The tonette’s unusual closed design yields its singular, rounded sound. Most musicians can discern that tonettes are not open-ended flutes when they hear them. Many claim that they sound like a cross between an end-blown flute and a ceramic ocarina. The song flute features a gently-flared open end.
When was the tonette invented?
1930s
The tonette was invented in the late 1930s by Ziegner Swanson. A variety of companies have manufactured them since including The Tonette Company, Chicago Musical Instrument Co., Swanson, Gibson, and Dimestore Dreams/Binary Arts Corp.
What’s the meaning of Tonette?
Definition of tonette : a simple fipple flute with a range somewhat larger than an octave that is often used in elementary music education.
How do you play a Flutophone?
To play the instrument, cover the appropriate holes corresponding to the fingering for the note, and blow softly through the mouthpiece. The amount of breath used helps create changes in loudness, softness, and emphasis of the notes. The mouthpiece is detachable and can also be used to tune the flutophone.
Is there such thing as a bass flute?
The bass flute is a member of the flute family. It is in the key of C, pitched one octave below the concert flute.

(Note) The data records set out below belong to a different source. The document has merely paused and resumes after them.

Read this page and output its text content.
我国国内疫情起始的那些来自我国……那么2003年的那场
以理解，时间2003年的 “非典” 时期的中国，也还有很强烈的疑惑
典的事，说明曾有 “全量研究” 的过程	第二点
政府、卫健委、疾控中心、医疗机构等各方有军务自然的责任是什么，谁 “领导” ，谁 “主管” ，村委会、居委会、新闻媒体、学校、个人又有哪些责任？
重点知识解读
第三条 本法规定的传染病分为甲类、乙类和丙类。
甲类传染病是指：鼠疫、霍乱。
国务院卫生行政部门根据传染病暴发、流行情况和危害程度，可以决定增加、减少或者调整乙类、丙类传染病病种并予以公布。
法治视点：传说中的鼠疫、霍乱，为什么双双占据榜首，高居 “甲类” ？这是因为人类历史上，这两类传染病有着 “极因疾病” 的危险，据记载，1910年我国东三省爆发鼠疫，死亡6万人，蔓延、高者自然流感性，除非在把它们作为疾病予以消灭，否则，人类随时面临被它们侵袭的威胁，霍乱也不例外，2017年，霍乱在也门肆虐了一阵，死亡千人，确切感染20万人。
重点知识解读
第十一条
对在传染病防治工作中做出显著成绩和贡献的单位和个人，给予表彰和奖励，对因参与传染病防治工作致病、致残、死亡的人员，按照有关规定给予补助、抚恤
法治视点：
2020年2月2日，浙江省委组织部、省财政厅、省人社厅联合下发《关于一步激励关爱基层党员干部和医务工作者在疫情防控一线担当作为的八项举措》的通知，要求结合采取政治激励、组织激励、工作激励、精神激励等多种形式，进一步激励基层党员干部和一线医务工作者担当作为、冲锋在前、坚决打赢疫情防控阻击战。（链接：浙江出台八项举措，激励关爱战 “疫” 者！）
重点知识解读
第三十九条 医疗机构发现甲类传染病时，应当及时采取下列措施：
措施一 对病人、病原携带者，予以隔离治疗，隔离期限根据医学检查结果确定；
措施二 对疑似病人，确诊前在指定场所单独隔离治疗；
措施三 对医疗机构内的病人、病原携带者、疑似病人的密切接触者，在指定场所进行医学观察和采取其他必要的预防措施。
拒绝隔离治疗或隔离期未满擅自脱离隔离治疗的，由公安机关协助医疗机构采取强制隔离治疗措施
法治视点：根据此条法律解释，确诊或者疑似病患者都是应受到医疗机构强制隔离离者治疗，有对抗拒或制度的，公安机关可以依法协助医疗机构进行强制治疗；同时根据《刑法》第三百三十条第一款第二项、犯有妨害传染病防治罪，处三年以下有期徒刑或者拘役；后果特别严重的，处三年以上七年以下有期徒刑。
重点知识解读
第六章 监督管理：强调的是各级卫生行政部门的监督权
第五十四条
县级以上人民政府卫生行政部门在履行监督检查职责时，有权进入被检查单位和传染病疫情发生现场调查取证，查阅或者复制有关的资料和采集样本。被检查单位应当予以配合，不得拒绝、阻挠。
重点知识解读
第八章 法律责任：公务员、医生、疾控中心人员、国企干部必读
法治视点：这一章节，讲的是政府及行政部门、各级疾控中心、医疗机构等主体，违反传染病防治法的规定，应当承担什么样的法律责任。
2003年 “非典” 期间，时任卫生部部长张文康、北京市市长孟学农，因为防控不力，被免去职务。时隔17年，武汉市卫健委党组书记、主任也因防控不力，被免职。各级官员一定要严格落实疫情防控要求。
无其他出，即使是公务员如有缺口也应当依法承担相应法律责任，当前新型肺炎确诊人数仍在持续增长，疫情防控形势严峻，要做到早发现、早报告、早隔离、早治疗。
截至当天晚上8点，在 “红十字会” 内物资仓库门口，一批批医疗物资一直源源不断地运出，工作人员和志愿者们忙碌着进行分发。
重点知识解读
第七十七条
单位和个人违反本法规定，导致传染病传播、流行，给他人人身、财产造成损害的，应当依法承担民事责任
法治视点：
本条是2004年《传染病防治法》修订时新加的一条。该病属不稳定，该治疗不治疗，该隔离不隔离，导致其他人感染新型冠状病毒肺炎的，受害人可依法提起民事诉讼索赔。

Despite its name, its playing range makes it the tenor member of the flute family.
How do you spell Tonette?
a small end-blown flute of simple construction and narrow range.
What is the difference between a recorder and a Flutophone?
Flutophones have a less refined tone due to its whistle mouthpiece, which can give it a shrill quality. Recorders have a softer tone with more concert band quality. The finger holes of the flutophone have grooves making it easy to tell if you are covering the holes properly. A recorder can play all notes.
What is a Tonette flute?
The tonette was a plastic flute. You blew in one end, which had a mouthpiece like a whistle. There were seven holes on the top (for your fingers***) and one on the bottom (for your thumb), so you could play a bit more than an octave.
What are the similar instruments to the Tonette?
Similar instruments are the Song Flute, Flutophone, and Precorder. The Tonette was introduced in 1938. Designed as a pre-band instrument, the tonette was nearly unbreakable, chromatic, and tunable. It was easy to blow and the fingering was simple.
What is the history of the Tonette?
The tonette was invented in 1938 by Zienger Swanson of the Chicago Musical Instrument Company** in 1938 and quickly caught on in schools and in other places where a simple musical instrument was in demand. The tonette was a plastic flute.
What are the different types of flutes?
From top to bottom: Yamaha soprano recorder, Swanson Tonette, Conn-Selmer Song Flute, Grover-Trophy Flutophone, Suzuki Precorder. The Tonette is a small, end-blown flute made of plastic, which was once popular in American elementary music education.